Pior é difícil

António Barreto
DN 20151025

O modo como os chefes de partido, que se julgam donos dos deputados, se referiram ao Parlamento diz tudo sobre o papel desta instituição. Afirmaram o que lhes convinha, sobre um futuro governo, sem jamais ponderar a hipótese de que o voto livre de um deputado não seja totalmente previsível. Até o Presidente da República apelou aos deputados para votarem de uma maneira ou de outra. Na direita ou na esquerda, o desprezo pelos deputados sempre foi uma constante. Ora, mesmo que votem com disciplina, como fizeram para eleger o seu Presidente, têm de ser ouvidos. O problema é que o Parlamento não passa de uma comissão interpartidária para resolver formalidades.
A "disciplina de voto", regime anticonstitucional, vai vigorar em pleno a partir de agora. Não é novidade que o PC e o Bloco desprezem a independência dos deputados. Mas custa ver o PS alinhar pela mesma medida. Este desprezo pode ir a extremos inéditos: Costa está pronto a fazer governo, baseado num acordo que ninguém viu, nem Presidente nem deputados. Nem o PS! Muito menos o povo.
A décima terceira legislatura começa da pior maneira. A fractura entre a esquerda e a direita é total. As acusações mútuas são absolutas. A oposição da esquerda ao Presidente da República é ríspida. A intervenção deste, na véspera, foi desastrada. O PC trata o PR por "subversivo". Os deputados do PS designam o comportamento do Presidente de "ilegítimo" e "anticonstitucional". Os hábitos dos comunistas já contagiaram os socialistas. A primeira intervenção do presidente da Assembleia, Ferro Rodrigues, foi desastrosa.

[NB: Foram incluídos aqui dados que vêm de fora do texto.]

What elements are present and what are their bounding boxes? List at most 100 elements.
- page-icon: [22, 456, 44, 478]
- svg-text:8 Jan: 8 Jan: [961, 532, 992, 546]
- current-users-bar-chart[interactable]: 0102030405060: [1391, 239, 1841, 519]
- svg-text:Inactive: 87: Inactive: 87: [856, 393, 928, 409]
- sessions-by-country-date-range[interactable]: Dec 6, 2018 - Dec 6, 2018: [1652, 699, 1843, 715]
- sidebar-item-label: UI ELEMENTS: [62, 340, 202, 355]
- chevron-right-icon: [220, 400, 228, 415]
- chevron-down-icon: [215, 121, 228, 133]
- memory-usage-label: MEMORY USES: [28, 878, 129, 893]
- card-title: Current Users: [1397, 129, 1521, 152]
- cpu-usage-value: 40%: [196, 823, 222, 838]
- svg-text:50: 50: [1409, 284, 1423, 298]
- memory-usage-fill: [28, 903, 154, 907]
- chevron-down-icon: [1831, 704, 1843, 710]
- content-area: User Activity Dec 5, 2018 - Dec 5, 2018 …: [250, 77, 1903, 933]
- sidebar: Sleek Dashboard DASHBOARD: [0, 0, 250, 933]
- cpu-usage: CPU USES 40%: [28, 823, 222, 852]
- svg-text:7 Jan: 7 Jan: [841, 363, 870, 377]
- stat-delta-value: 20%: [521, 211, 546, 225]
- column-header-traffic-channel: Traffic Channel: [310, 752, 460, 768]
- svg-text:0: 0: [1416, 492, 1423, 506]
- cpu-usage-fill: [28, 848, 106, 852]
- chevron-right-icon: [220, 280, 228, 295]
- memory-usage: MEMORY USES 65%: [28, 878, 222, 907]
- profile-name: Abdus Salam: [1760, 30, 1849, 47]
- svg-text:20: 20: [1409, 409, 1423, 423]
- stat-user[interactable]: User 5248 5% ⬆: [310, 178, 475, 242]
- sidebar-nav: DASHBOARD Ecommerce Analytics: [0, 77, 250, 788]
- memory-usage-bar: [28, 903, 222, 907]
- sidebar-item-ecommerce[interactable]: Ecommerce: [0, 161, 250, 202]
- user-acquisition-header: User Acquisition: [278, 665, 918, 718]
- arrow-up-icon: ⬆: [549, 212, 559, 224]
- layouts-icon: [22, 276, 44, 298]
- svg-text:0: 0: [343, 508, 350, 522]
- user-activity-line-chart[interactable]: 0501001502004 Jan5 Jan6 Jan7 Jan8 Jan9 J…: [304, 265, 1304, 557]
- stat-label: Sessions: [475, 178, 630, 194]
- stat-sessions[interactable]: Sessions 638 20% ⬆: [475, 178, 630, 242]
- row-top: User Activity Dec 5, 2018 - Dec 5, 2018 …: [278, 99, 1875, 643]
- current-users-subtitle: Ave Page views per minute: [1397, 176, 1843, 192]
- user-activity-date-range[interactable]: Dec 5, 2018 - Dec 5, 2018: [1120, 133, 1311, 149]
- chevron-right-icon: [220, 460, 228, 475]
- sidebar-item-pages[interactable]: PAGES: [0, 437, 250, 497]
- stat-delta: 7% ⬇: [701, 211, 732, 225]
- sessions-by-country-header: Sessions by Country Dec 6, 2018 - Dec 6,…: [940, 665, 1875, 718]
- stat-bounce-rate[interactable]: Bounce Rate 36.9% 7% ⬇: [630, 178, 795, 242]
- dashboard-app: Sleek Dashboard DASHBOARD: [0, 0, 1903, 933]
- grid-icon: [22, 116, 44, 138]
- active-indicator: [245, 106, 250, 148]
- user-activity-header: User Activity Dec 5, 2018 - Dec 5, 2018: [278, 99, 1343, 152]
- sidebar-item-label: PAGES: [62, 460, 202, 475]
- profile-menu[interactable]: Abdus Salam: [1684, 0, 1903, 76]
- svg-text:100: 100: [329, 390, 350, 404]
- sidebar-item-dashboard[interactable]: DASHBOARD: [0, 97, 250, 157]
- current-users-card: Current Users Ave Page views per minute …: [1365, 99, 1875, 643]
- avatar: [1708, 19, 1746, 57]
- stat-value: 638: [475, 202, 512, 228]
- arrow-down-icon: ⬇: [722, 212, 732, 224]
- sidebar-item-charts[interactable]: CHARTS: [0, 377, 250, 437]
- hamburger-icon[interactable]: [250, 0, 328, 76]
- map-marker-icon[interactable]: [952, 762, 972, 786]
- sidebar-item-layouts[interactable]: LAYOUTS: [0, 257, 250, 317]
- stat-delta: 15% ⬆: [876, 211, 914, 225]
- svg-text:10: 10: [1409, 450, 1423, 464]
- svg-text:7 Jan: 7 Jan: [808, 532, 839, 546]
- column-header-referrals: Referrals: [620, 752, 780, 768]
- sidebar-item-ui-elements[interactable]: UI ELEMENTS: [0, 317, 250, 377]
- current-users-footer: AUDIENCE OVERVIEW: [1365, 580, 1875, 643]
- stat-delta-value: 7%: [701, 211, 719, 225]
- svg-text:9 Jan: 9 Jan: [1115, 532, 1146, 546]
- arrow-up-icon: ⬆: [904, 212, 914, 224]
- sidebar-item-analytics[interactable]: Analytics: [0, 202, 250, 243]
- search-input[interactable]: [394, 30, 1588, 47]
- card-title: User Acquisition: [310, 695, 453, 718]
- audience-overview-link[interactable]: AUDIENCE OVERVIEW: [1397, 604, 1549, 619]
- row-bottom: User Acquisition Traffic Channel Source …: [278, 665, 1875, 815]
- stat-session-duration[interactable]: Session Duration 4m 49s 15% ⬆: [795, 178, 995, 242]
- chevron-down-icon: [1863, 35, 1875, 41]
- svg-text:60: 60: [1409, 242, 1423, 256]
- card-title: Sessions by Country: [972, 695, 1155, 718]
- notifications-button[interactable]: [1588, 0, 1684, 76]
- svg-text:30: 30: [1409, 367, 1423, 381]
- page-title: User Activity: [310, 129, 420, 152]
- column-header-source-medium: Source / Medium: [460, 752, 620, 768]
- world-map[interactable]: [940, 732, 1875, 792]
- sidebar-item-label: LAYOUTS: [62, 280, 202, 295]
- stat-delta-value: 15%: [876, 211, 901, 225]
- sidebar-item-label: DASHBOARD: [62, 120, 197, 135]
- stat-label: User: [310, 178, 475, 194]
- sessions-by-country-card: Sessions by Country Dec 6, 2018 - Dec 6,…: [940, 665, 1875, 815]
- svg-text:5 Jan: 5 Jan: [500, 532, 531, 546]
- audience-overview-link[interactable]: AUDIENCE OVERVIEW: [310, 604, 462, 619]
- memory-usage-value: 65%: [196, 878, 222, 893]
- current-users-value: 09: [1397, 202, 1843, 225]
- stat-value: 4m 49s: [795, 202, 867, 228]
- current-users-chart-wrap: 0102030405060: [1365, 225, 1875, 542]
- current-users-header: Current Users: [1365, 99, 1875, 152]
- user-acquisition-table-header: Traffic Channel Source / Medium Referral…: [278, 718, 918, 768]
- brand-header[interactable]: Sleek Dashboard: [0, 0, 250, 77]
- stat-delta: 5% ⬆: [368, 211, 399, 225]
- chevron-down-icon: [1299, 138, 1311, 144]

Depois da inquietação, chegámos à incerteza. O Presidente indigitou Passos Coelho. Fez bem. Este, se não desistir, vai apresentar-se ao Parlamento. Faz bem. O Parlamento deverá rejeitá-lo. É seu direito. Seria um governo de minoria frágil. Se não lhe passar pela cabeça manter o governo em gestão durante meses, o Presidente deverá designar um segundo primeiro-ministro, que, tudo leva a crer, será António Costa. Faz bem. O enorme erro do governo de maioria de esquerda não se corrige com o erro medonho que seria o de o Presidente deixar o país com um governo de gestão...
Costa, que até hoje se vangloria de ter um acordo, por enquanto secreto, com o Bloco e o PCP, formará governo, só socialista ou mal acompanhado, que deve passar no Parlamento. Será um governo refém e de maioria dependente. Mas passará. Para uma vida breve. O PS e António Costa ficaram prisioneiros de uma ambição menor e de dois partidos que precisam dele para o destruir. Ao julgar que os abraça, o PS vai dissolver-se nos seus aliados de hoje, do momento, mas inimigos de sempre.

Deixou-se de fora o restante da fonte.